Just Like Christmas opens the set, a Low original that uses the full arsenal of yuletide instrumentation; sleigh-bells, a swinging bassline and a warm production that reeks of coal burning and snow flakes hitting the windshields. Parker’s lead vocal narrates a trip in Scandanavia, driving through the snow and tapping into the universality of the season, the connection we feel to others particularly at this point in the calendar. Long Way Around The Sea is the escape from Herod narrative rendered in a lurching acoustic guitar ballad with musical and life partner Alan Sparhawk’s lead vocal augmented with a sailing Parker backing.

Little Drummer Boy fills the air it touches with a bright radiance: a fuzz organ drone and toms bathing in oceanic reverb is the bedrock for Sparhawk and Parker’s celestial duo.
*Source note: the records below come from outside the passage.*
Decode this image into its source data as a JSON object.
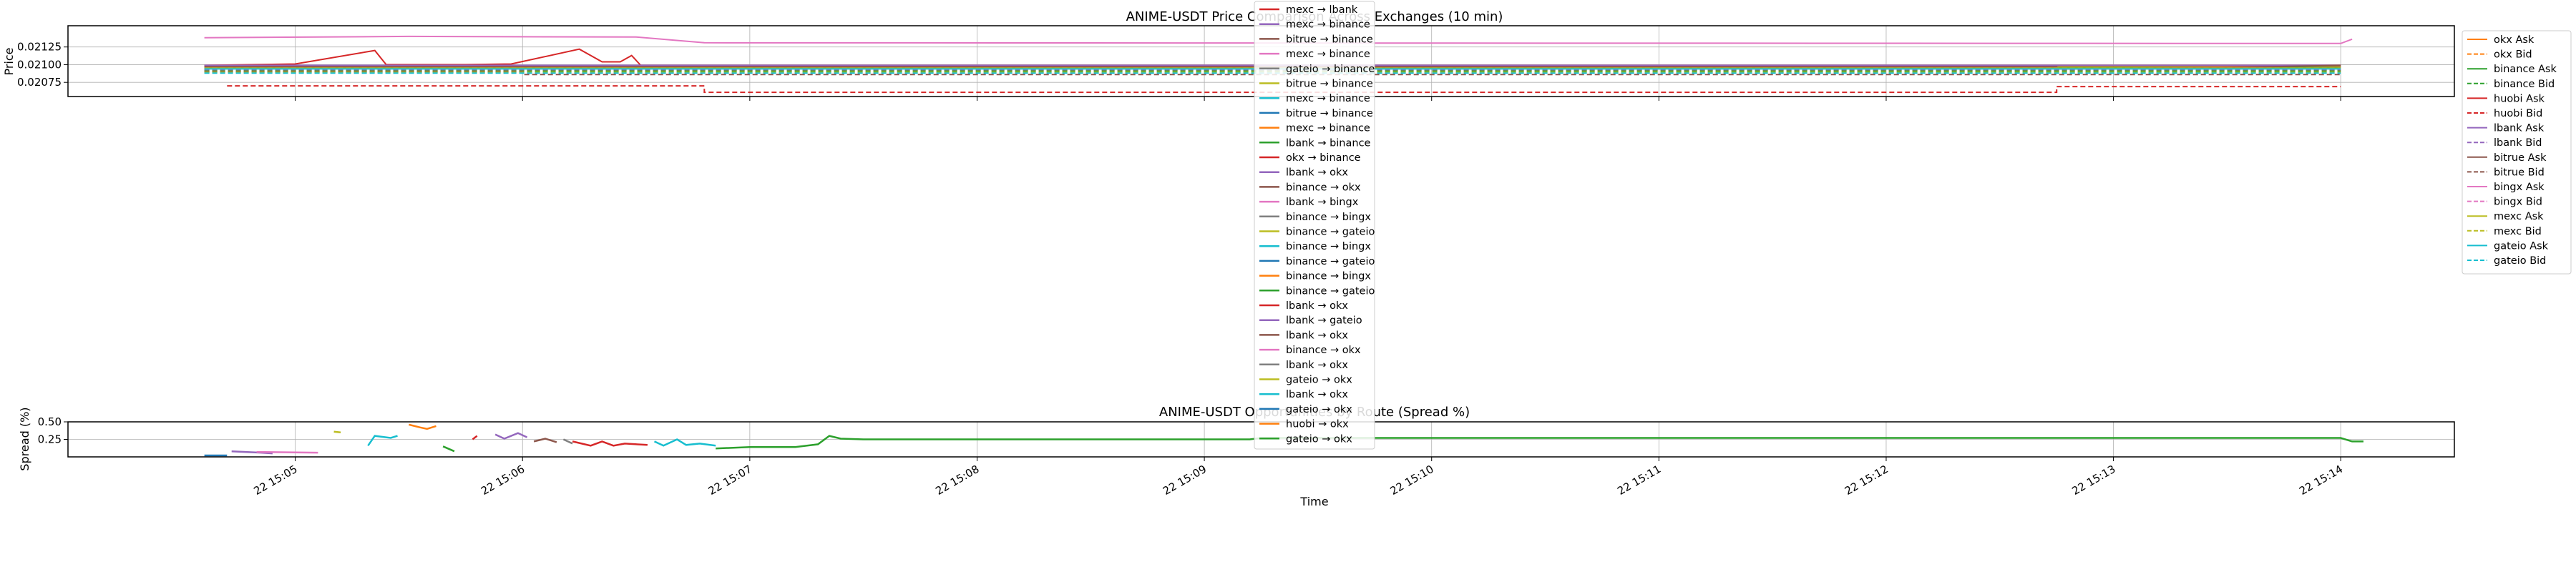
{
  "chart_data": [
    {
      "type": "line",
      "title": "ANIME-USDT Price Comparison Across Exchanges (10 min)",
      "ylabel": "Price",
      "ylim": [
        0.02055,
        0.02155
      ],
      "yticks": [
        "0.02075",
        "0.02100",
        "0.02125"
      ],
      "grid": true,
      "legend_placement": "right",
      "colors": {
        "okx": "#ff7f0e",
        "binance": "#2ca02c",
        "huobi": "#d62728",
        "lbank": "#9467bd",
        "bitrue": "#8c564b",
        "bingx": "#e377c2",
        "mexc": "#bcbd22",
        "gateio": "#17becf"
      },
      "series": [
        {
          "name": "okx Ask",
          "exchange": "okx",
          "style": "solid",
          "points": [
            [
              0.6,
              0.02098
            ],
            [
              10.0,
              0.02098
            ]
          ]
        },
        {
          "name": "okx Bid",
          "exchange": "okx",
          "style": "dashed",
          "points": [
            [
              0.6,
              0.02092
            ],
            [
              10.0,
              0.02092
            ]
          ]
        },
        {
          "name": "binance Ask",
          "exchange": "binance",
          "style": "solid",
          "points": [
            [
              0.6,
              0.02096
            ],
            [
              10.0,
              0.02096
            ]
          ]
        },
        {
          "name": "binance Bid",
          "exchange": "binance",
          "style": "dashed",
          "points": [
            [
              0.6,
              0.02091
            ],
            [
              10.0,
              0.02091
            ]
          ]
        },
        {
          "name": "huobi Ask",
          "exchange": "huobi",
          "style": "solid",
          "points": [
            [
              0.6,
              0.02099
            ],
            [
              1.0,
              0.02101
            ],
            [
              1.35,
              0.0212
            ],
            [
              1.4,
              0.021
            ],
            [
              1.75,
              0.021
            ],
            [
              1.95,
              0.02101
            ],
            [
              2.25,
              0.02122
            ],
            [
              2.35,
              0.02104
            ],
            [
              2.43,
              0.02104
            ],
            [
              2.48,
              0.02113
            ],
            [
              2.52,
              0.02099
            ],
            [
              10.0,
              0.02099
            ]
          ]
        },
        {
          "name": "huobi Bid",
          "exchange": "huobi",
          "style": "dashed",
          "points": [
            [
              0.7,
              0.0207
            ],
            [
              2.8,
              0.0207
            ],
            [
              2.8,
              0.02061
            ],
            [
              8.75,
              0.02061
            ],
            [
              8.75,
              0.02069
            ],
            [
              10.0,
              0.02069
            ]
          ]
        },
        {
          "name": "lbank Ask",
          "exchange": "lbank",
          "style": "solid",
          "points": [
            [
              0.6,
              0.02099
            ],
            [
              10.0,
              0.02099
            ]
          ]
        },
        {
          "name": "lbank Bid",
          "exchange": "lbank",
          "style": "dashed",
          "points": [
            [
              0.6,
              0.02093
            ],
            [
              10.0,
              0.02093
            ]
          ]
        },
        {
          "name": "bitrue Ask",
          "exchange": "bitrue",
          "style": "solid",
          "points": [
            [
              0.6,
              0.02097
            ],
            [
              8.75,
              0.02097
            ],
            [
              8.75,
              0.02094
            ],
            [
              9.5,
              0.02096
            ],
            [
              10.0,
              0.02099
            ]
          ]
        },
        {
          "name": "bitrue Bid",
          "exchange": "bitrue",
          "style": "dashed",
          "points": [
            [
              0.6,
              0.0209
            ],
            [
              2.0,
              0.0209
            ],
            [
              2.0,
              0.02086
            ],
            [
              10.0,
              0.02086
            ]
          ]
        },
        {
          "name": "bingx Ask",
          "exchange": "bingx",
          "style": "solid",
          "points": [
            [
              0.6,
              0.02138
            ],
            [
              1.5,
              0.0214
            ],
            [
              2.5,
              0.02139
            ],
            [
              2.8,
              0.02131
            ],
            [
              10.0,
              0.0213
            ],
            [
              10.05,
              0.02136
            ]
          ]
        },
        {
          "name": "bingx Bid",
          "exchange": "bingx",
          "style": "dashed",
          "points": [
            [
              0.6,
              0.02095
            ],
            [
              10.0,
              0.02095
            ]
          ]
        },
        {
          "name": "mexc Ask",
          "exchange": "mexc",
          "style": "solid",
          "points": [
            [
              0.6,
              0.02095
            ],
            [
              10.0,
              0.02095
            ]
          ]
        },
        {
          "name": "mexc Bid",
          "exchange": "mexc",
          "style": "dashed",
          "points": [
            [
              0.6,
              0.02089
            ],
            [
              10.0,
              0.02089
            ]
          ]
        },
        {
          "name": "gateio Ask",
          "exchange": "gateio",
          "style": "solid",
          "points": [
            [
              0.6,
              0.02094
            ],
            [
              10.0,
              0.02094
            ]
          ]
        },
        {
          "name": "gateio Bid",
          "exchange": "gateio",
          "style": "dashed",
          "points": [
            [
              0.6,
              0.02088
            ],
            [
              10.0,
              0.02088
            ]
          ]
        }
      ]
    },
    {
      "type": "line",
      "title": "ANIME-USDT Opportunities by Route (Spread %)",
      "xlabel": "Time",
      "ylabel": "Spread (%)",
      "ylim": [
        0.0,
        0.5
      ],
      "yticks": [
        "0.25",
        "0.50"
      ],
      "xlim": [
        0.0,
        10.5
      ],
      "xtick_values": [
        1,
        2,
        3,
        4,
        5,
        6,
        7,
        8,
        9,
        10
      ],
      "xticks": [
        "22 15:05",
        "22 15:06",
        "22 15:07",
        "22 15:08",
        "22 15:09",
        "22 15:10",
        "22 15:11",
        "22 15:12",
        "22 15:13",
        "22 15:14"
      ],
      "grid": true,
      "legend_placement": "upper-center",
      "legend": [
        {
          "label": "mexc → lbank",
          "color": "#d62728"
        },
        {
          "label": "mexc → binance",
          "color": "#9467bd"
        },
        {
          "label": "bitrue → binance",
          "color": "#8c564b"
        },
        {
          "label": "mexc → binance",
          "color": "#e377c2"
        },
        {
          "label": "gateio → binance",
          "color": "#7f7f7f"
        },
        {
          "label": "bitrue → binance",
          "color": "#bcbd22"
        },
        {
          "label": "mexc → binance",
          "color": "#17becf"
        },
        {
          "label": "bitrue → binance",
          "color": "#1f77b4"
        },
        {
          "label": "mexc → binance",
          "color": "#ff7f0e"
        },
        {
          "label": "lbank → binance",
          "color": "#2ca02c"
        },
        {
          "label": "okx → binance",
          "color": "#d62728"
        },
        {
          "label": "lbank → okx",
          "color": "#9467bd"
        },
        {
          "label": "binance → okx",
          "color": "#8c564b"
        },
        {
          "label": "lbank → bingx",
          "color": "#e377c2"
        },
        {
          "label": "binance → bingx",
          "color": "#7f7f7f"
        },
        {
          "label": "binance → gateio",
          "color": "#bcbd22"
        },
        {
          "label": "binance → bingx",
          "color": "#17becf"
        },
        {
          "label": "binance → gateio",
          "color": "#1f77b4"
        },
        {
          "label": "binance → bingx",
          "color": "#ff7f0e"
        },
        {
          "label": "binance → gateio",
          "color": "#2ca02c"
        },
        {
          "label": "lbank → okx",
          "color": "#d62728"
        },
        {
          "label": "lbank → gateio",
          "color": "#9467bd"
        },
        {
          "label": "lbank → okx",
          "color": "#8c564b"
        },
        {
          "label": "binance → okx",
          "color": "#e377c2"
        },
        {
          "label": "lbank → okx",
          "color": "#7f7f7f"
        },
        {
          "label": "gateio → okx",
          "color": "#bcbd22"
        },
        {
          "label": "lbank → okx",
          "color": "#17becf"
        },
        {
          "label": "gateio → okx",
          "color": "#1f77b4"
        },
        {
          "label": "huobi → okx",
          "color": "#ff7f0e"
        },
        {
          "label": "gateio → okx",
          "color": "#2ca02c"
        }
      ],
      "segments": [
        {
          "color": "#1f77b4",
          "points": [
            [
              0.6,
              0.02
            ],
            [
              0.7,
              0.02
            ]
          ]
        },
        {
          "color": "#9467bd",
          "points": [
            [
              0.72,
              0.08
            ],
            [
              0.85,
              0.06
            ],
            [
              0.9,
              0.05
            ]
          ]
        },
        {
          "color": "#e377c2",
          "points": [
            [
              0.83,
              0.07
            ],
            [
              1.1,
              0.06
            ]
          ]
        },
        {
          "color": "#bcbd22",
          "points": [
            [
              1.17,
              0.36
            ],
            [
              1.2,
              0.35
            ]
          ]
        },
        {
          "color": "#17becf",
          "points": [
            [
              1.32,
              0.16
            ],
            [
              1.35,
              0.3
            ],
            [
              1.42,
              0.27
            ],
            [
              1.45,
              0.3
            ]
          ]
        },
        {
          "color": "#ff7f0e",
          "points": [
            [
              1.5,
              0.46
            ],
            [
              1.55,
              0.42
            ],
            [
              1.58,
              0.4
            ],
            [
              1.62,
              0.44
            ]
          ]
        },
        {
          "color": "#2ca02c",
          "points": [
            [
              1.65,
              0.15
            ],
            [
              1.7,
              0.08
            ]
          ]
        },
        {
          "color": "#d62728",
          "points": [
            [
              1.78,
              0.25
            ],
            [
              1.8,
              0.3
            ]
          ]
        },
        {
          "color": "#9467bd",
          "points": [
            [
              1.88,
              0.32
            ],
            [
              1.92,
              0.26
            ],
            [
              1.98,
              0.34
            ],
            [
              2.02,
              0.28
            ]
          ]
        },
        {
          "color": "#8c564b",
          "points": [
            [
              2.05,
              0.22
            ],
            [
              2.1,
              0.26
            ],
            [
              2.15,
              0.21
            ]
          ]
        },
        {
          "color": "#7f7f7f",
          "points": [
            [
              2.18,
              0.25
            ],
            [
              2.22,
              0.19
            ]
          ]
        },
        {
          "color": "#d62728",
          "points": [
            [
              2.22,
              0.22
            ],
            [
              2.3,
              0.16
            ],
            [
              2.35,
              0.22
            ],
            [
              2.4,
              0.16
            ],
            [
              2.45,
              0.19
            ],
            [
              2.55,
              0.17
            ]
          ]
        },
        {
          "color": "#17becf",
          "points": [
            [
              2.58,
              0.22
            ],
            [
              2.62,
              0.16
            ],
            [
              2.68,
              0.25
            ],
            [
              2.72,
              0.17
            ],
            [
              2.78,
              0.19
            ],
            [
              2.85,
              0.16
            ]
          ]
        },
        {
          "color": "#2ca02c",
          "points": [
            [
              2.85,
              0.12
            ],
            [
              3.0,
              0.14
            ],
            [
              3.2,
              0.14
            ],
            [
              3.3,
              0.18
            ],
            [
              3.35,
              0.3
            ],
            [
              3.4,
              0.26
            ],
            [
              3.5,
              0.25
            ],
            [
              5.2,
              0.25
            ],
            [
              5.25,
              0.27
            ],
            [
              10.0,
              0.27
            ],
            [
              10.05,
              0.22
            ],
            [
              10.1,
              0.22
            ]
          ]
        }
      ]
    }
  ]
}
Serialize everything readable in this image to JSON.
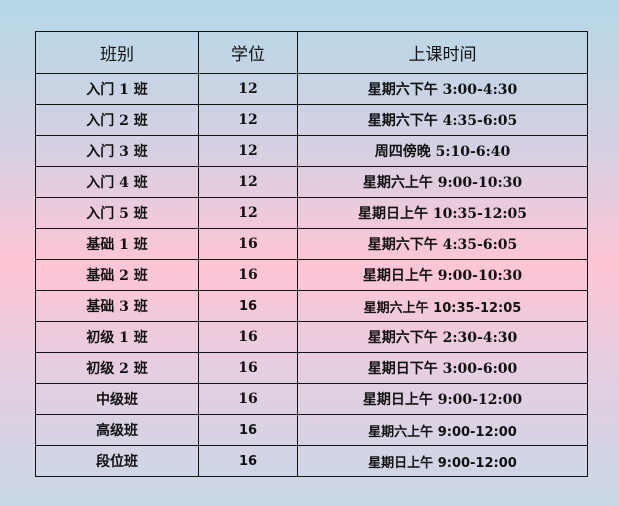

Their novel harmonies tease out a previously unheard pathos in the song. Their rendering of it seems to turn all matter to crystal, the drone shifts pulling the heart ever upwards. It’s masterful, somehow re-casting the original made famous by Bowie and Crosby into a hymn to be experienced in reverence, head turned to the heavens.

Low’s original If You Were Born Today reminds us of their slow-core origins, with a sparkling, clean electric guitar and minimal percussion the only accompaniments needed for the heavenly harmonies. Like all Low music, it’s music that seems born of somewhere else, somewhere pure and heavenly yet somehow in all of us. Elvis Presley’s Blue Christmas is sad, but Mimi Parker’s? It’s something almost unbelievably precious, a creation to hold close. Hers is the loneliest voice in the world that paradoxically makes you feel infinitely less alone.

How would Low treat perhaps the most recognisable Christmas song of all time? Straight to the heart. Silent Night makes you a believer whethe you’re religious or not. It’s a quietly stunning rendition seemingly performed off the cuff, recorded using one mic, possibly in a wooden cabin, candle light scintilating in the evening darkness. Taking Down The Tree is a hymn of hope, all slow burning instrumentation and powerful melody. Rounding off with Parker’s solo vocal and guitar on One Special Gift, “Christmas” ends with an uncertain yet beautiful tone. Parker and a guitar, completely commanding the space and the listener’s emotions.

Mimi Parker’s music in Low has touched every one of us here and many of our customers, bringing a powerful vulnerability to the music which had a incomparable, glowing humanity and warmth. If this record was the only legacy Parker left, it would be a fine one but as an entry point to one of the most special treasure troves of contemporary music there is it’s but one example of her and her group’s gift.